試験例4:正常マウスにおけるGalNAcコンジュゲートTfR2 siRNAの薬効評価試験
 TfR2 siRNAのマウス体内での持続的な活性を評価するため、AD47882の塩基配列に対して、様々な化学修飾を施し、かつ、GalNAcをコンジュゲートしたsiRNAとして、参考例1の化合物(AD47882.23DUG)、実施例22の化合物(AD47882.45DUG)、実施例26乃至40の化合物(AD47882.70~84DUG)を用いて、以下の実験を行った。
 GalNAcをコンジュゲートしたTfR2 siRNAを1 mg/kg (1mpk)の用量で、雄性のC57BL/6NJclマウス(日本クレア社製)に皮下投与(s.c.)した(n=5/群)。vehicle群としては、PBSを皮下投与した(n=5/群)。siRNAまたはPBSの処置前(Day0)、処置して7日後(Day7)、12日後(Day12)、21日後(Day21)、28日後(Day28)に尾静脈採血を行い、メタロアッセイ鉄測定キット(メタロジェニクス社製)を用いて、血漿中鉄濃度を測定した。血漿中鉄濃度の結果を図8に示した(平均値±標準誤差)。

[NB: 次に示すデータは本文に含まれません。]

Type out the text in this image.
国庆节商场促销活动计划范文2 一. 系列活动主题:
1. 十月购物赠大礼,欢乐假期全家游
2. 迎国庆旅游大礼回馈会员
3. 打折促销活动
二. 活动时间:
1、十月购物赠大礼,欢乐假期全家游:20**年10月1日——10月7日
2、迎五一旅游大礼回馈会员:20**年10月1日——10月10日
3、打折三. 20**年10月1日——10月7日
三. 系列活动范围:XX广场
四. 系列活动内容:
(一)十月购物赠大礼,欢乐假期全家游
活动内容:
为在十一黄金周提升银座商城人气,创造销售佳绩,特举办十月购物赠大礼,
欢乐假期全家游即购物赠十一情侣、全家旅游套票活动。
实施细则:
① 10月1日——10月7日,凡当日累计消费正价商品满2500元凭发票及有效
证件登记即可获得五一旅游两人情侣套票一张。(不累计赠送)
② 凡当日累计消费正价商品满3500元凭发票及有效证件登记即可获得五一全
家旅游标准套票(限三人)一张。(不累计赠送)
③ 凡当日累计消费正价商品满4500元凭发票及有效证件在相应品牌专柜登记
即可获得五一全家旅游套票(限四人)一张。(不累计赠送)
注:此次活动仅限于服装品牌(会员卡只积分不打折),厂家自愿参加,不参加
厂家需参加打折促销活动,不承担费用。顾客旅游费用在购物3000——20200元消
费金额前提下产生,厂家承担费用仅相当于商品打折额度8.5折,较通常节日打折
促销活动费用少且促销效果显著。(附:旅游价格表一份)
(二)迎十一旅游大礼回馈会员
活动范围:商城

試験例5:正常マウスにおけるGalNAcコンジュゲートTfR2 siRNAの薬効評価試験
 試験例4と同様に、AD47882の塩基配列に対して、様々な化学修飾を施し、かつ、GalNAcをコンジュゲートしたsiRNAとして、参考例1の化合物(AD47882.23DUG)、実施例27の化合物(AD47882.71DUG)、実施例36の化合物(AD47882.80DUG)、実施例41乃至46の化合物(AD47882.88~93DUG)を用いて以下の試験を行った。
 GalNAcをコンジュゲートしたTfR2 siRNAを1 mg/kg (1mpk)の用量で、雄性のC57BL/6NJclマウス(日本クレア社製)に皮下投与(s.c.)した(n=5/群)。vehicle群としては、PBSを皮下投与した(n=5/群)。siRNAまたはPBSの処置前(Day0)、処置して7日後(Day7)、14日後(Day14)、21日後(Day21)、28日後(Day28)に尾静脈採血を行い、メタロアッセイ鉄測定キット(メタロジェニクス社製)を用いて、血漿中鉄濃度を測定した。血漿中鉄濃度の結果を図9に示した(平均値±標準誤差)。
 また、siRNAまたはPBSの処置後28日後(Day28)において、イソフルランによる麻酔下でマウスを放血処置により安楽殺後、肝臓を採材し、mTfR2のmRNA発現量を測定した。RNAの抽出は、RNeasy Mini Kit(QUAGEN社製)を用いてキットのプロトコルに従って実施した。得られた5000 ngのRNAを、High Capacity RNA to cDNA kit(Applied Biosystems社製)を用いて逆転写反応することによって得られたcDNAを用いて、定量的PCRによって内因性のマウスTfR2のmRNA量を測定した。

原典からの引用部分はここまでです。